Speaking at a press conference yesterday, the MEC said the biggest culprits were drivers and pedestrians in the 18 to 21 age group.
“Driver and pedestrian behaviour has been responsible for most of the road fatalities that have happened in the province. The contributing factor to our fatalities is speed and drinking and driving. The main culprits are young men and women.
“Johannesburg is our biggest headache,” she said.
In 2016, 200 people died on the province’s roads and although the official figure for this year will only be officially confirmed next month, the numbers are already above 200.
As a result, the province has opted to intensify road blocks by not only focusing on drunken driving, but also spot checks during the New Year’s Eve weekend.
“Everything will be checked from wheels to brakes and a breathalyser most definitely. More than 500 people were arrested in Johannesburg from December 21 to 25. The Joburg municipality traffic police department is focusing on areas of entertainment for road blocks – it stops people from driving under the influence,” she said.
Meanwhile, national Transport minister Joe Maswanganyi said law enforcement operations will continue to target enforcement around wearing seat belts, using cellphones while driving and unroadworthy vehicles across the country.

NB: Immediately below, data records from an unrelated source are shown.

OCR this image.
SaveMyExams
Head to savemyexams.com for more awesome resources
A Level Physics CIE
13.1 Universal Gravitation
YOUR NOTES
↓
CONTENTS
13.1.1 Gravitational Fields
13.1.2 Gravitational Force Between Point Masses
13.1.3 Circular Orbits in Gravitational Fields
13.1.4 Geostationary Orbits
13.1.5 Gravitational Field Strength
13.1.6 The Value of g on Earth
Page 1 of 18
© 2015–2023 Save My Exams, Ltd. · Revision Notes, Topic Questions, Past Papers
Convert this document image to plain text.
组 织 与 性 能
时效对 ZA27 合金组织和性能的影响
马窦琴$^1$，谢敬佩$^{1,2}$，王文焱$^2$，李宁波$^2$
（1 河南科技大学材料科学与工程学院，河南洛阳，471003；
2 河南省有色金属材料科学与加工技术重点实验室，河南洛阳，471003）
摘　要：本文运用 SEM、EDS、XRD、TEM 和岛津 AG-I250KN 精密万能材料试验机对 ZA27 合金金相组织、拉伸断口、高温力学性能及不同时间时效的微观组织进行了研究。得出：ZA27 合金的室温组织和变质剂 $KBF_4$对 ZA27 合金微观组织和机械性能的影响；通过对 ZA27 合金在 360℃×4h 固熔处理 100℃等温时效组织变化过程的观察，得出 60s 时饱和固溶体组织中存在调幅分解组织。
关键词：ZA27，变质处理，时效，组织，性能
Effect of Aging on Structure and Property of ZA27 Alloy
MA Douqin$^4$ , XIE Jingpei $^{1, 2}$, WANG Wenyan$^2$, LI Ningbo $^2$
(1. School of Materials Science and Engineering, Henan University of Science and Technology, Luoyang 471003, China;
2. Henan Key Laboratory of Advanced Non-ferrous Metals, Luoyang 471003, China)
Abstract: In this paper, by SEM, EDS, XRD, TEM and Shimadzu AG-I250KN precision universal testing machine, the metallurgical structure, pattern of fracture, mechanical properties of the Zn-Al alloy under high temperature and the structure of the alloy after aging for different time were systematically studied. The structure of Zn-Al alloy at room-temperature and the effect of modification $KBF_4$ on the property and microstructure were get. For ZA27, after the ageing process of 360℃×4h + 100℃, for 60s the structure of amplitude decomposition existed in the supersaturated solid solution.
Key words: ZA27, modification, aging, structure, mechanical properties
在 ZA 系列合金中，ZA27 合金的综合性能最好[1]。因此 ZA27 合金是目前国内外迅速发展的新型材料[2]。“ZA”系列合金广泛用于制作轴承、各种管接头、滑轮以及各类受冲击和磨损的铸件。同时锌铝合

Just this festive season alone, the Western Cape has reported 92 deaths while Limpopo has had more than 100.
“It is a universally-accepted fact that conspicuous patrol of freeways, streets and public places by uniformed officers in marked vehicles is the best means to prevent road traffic violations,” Maswanganyi said.
The country’s national routes including the N1, N2, N3 and N4 are expected to see another influx this coming weekend.
Maswanganyi said although a decision had been taken to make road safety a 365day business, it is inevitable that the department doubles its efforts during the festive season.
He said the National Traffic Police, located within the Road Traffic Management Corporation and the SAPS were still out in numbers to reduce and where possible eliminate the risk of crashes on the roads.
“They do their work despite hostility from uncooperative motorists at times with one primary objective in mind – to save people’s lives.
“The carnage we continue to experience on our roads is caused by a number of factors, mostly embedded in human behaviour and vehicle factors.
“A preliminary report from the Western Cape provincial traffic service says five people died on the province’s roads at the weekend.”